Akibat kegagalan pembangunan itu juga karena tewasnya kontraktor proyek itu yang bunuh diri karena malu akibat perkiraan yang dibuatnya bersama perencana lain meleset sama sekali. Tapi sekali lagi, keteguhan tokoh Aku tetap ada dan tak membuatnya larut dalam penderitaan.

‘’Kampung kami dan beberapa kampung lain yang dicadangkan akan tenggelam benar-benar heboh. Sebagian penduduk mulai terbakar semangatnya untuk unjuk rasa. Aku pun diajak untuk meramaikan unjuk rasa itu. Sekedar mengingatkan pihak yang berkehendak bahwa semestinya pembangunan jangan sampai merugikan rakyat kecil seperti kami dan penduduk di sini.’’ (“Kemarau Airmata”, hlm: 39).

Pembangunan yang tak memerhatikan nasib rakyat akan membawa dampak buruk yang besar. Rakyat (masyarakat tempatan) yang telah dirampas haknya tentu takkan terima dalam pembangunan itu. Tentu saja ini berujung tak jujurnya hubungan antara pemerintah dengan rakyat. Fakhrunnas secara tak langsung memberi gambaran realita itu pada kita. Mengajak untuk merenung dan berpikir arif demi sebuah kehidupan yang selaras.
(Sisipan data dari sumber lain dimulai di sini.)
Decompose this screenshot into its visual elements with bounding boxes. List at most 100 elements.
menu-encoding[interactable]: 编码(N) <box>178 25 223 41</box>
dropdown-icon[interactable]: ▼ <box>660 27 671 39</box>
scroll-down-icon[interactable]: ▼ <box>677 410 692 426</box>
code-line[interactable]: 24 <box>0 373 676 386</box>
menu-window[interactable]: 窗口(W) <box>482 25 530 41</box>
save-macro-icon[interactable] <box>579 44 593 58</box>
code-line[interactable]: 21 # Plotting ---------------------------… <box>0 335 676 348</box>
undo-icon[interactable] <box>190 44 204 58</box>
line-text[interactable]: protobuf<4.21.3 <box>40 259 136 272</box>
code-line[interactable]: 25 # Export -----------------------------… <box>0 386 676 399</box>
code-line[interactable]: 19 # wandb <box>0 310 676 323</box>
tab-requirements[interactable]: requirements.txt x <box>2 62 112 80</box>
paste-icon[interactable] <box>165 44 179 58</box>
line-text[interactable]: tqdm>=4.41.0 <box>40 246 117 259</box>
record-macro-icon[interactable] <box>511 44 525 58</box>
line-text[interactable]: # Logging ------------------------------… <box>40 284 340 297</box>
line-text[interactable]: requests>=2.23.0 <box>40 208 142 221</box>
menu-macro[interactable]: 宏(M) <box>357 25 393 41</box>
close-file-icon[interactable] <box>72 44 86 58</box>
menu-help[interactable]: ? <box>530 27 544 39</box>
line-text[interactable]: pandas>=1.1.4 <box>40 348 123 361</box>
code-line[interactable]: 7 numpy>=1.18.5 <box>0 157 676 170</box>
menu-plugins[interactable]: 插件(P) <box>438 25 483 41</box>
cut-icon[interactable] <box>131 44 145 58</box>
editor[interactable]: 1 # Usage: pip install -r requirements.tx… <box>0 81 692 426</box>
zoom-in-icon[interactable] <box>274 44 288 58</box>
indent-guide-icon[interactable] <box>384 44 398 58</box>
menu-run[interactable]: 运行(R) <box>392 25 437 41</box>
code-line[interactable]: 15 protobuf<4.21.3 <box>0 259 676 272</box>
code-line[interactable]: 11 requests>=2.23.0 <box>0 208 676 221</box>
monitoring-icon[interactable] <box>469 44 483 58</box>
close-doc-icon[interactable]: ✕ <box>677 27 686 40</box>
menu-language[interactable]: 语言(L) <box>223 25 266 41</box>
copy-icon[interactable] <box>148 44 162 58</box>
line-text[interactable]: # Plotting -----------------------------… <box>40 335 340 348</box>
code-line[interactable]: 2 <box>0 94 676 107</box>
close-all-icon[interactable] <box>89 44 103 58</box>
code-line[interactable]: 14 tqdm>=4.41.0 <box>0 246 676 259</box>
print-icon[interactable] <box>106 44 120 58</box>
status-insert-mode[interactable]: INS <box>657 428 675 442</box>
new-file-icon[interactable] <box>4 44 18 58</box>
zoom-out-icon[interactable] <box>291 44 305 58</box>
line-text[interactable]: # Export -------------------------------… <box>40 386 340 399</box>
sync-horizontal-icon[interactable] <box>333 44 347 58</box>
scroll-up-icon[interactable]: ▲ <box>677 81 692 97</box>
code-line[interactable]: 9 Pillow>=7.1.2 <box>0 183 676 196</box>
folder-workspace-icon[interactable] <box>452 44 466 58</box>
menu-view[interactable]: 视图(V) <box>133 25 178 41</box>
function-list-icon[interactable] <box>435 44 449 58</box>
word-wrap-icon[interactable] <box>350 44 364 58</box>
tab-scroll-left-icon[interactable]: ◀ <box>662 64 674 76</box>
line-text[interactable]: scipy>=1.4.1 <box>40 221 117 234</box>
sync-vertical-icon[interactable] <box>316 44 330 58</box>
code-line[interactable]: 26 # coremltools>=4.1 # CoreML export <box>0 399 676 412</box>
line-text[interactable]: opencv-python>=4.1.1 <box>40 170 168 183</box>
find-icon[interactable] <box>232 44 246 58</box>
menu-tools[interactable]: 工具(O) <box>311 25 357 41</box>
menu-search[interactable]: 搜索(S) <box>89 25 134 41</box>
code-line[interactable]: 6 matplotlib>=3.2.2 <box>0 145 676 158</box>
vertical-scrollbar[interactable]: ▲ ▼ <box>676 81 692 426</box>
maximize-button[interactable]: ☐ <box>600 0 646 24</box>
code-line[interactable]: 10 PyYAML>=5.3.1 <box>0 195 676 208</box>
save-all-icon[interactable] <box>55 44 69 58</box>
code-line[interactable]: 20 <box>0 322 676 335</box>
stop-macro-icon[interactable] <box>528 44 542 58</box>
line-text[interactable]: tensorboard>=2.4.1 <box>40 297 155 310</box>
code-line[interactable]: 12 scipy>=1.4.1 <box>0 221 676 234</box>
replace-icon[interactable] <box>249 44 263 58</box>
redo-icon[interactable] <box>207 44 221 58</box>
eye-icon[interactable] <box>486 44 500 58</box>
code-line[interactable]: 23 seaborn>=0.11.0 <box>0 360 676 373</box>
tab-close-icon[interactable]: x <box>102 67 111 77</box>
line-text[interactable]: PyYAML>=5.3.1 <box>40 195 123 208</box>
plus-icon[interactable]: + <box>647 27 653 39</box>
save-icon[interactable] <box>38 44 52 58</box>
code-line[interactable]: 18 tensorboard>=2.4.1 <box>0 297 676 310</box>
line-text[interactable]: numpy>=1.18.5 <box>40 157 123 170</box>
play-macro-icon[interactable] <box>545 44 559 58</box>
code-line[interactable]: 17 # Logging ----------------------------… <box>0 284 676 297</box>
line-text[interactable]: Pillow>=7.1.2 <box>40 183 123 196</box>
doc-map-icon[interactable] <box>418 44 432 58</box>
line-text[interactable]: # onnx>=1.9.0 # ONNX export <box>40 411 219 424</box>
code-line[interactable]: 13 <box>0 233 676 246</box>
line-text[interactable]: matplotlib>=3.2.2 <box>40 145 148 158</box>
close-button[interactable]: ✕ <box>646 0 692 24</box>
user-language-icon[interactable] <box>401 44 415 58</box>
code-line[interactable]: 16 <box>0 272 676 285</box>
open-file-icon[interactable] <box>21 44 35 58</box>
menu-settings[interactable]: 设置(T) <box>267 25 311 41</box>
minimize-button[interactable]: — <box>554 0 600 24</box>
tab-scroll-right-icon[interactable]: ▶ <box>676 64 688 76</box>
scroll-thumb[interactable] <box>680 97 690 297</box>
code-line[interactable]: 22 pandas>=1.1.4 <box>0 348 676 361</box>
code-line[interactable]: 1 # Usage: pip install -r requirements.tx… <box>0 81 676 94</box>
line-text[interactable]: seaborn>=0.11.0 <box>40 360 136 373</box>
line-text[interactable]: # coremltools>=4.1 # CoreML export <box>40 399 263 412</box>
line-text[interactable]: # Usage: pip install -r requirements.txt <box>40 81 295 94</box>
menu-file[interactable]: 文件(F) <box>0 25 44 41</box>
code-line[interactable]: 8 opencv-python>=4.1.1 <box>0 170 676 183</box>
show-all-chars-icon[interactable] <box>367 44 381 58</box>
Memang, konteks pembangunan Riau saat ini telah banyak kemajuan dari segi fisik, tapi kita masih dituntut lebih bersikap arif dan cermat dalam melihat kondisi dimana segala sesuatu akan berdampak besar bila tak mengendalikan nafsu dan nurani. Karena nurani (rakyat) sangat jauh dalam dan menjadi teror mental apabila diusik terus-menerus. n

Selatpanjang, Juni 2012


Riki Utomi, Alumni Jurusan Bahasa dan Sastra Indonesia FKIP UIR. Pernah berproses di FLP Riau. Menulis puisi, cerpen, esai di sejumlah media dan terangkum dalam sejumlah antologi. Juga sesekali naskah drama. Kini mengajar di sebuah sekolah kejuruan di Kepulauan Meranti. Tinggal di Selatpanjang.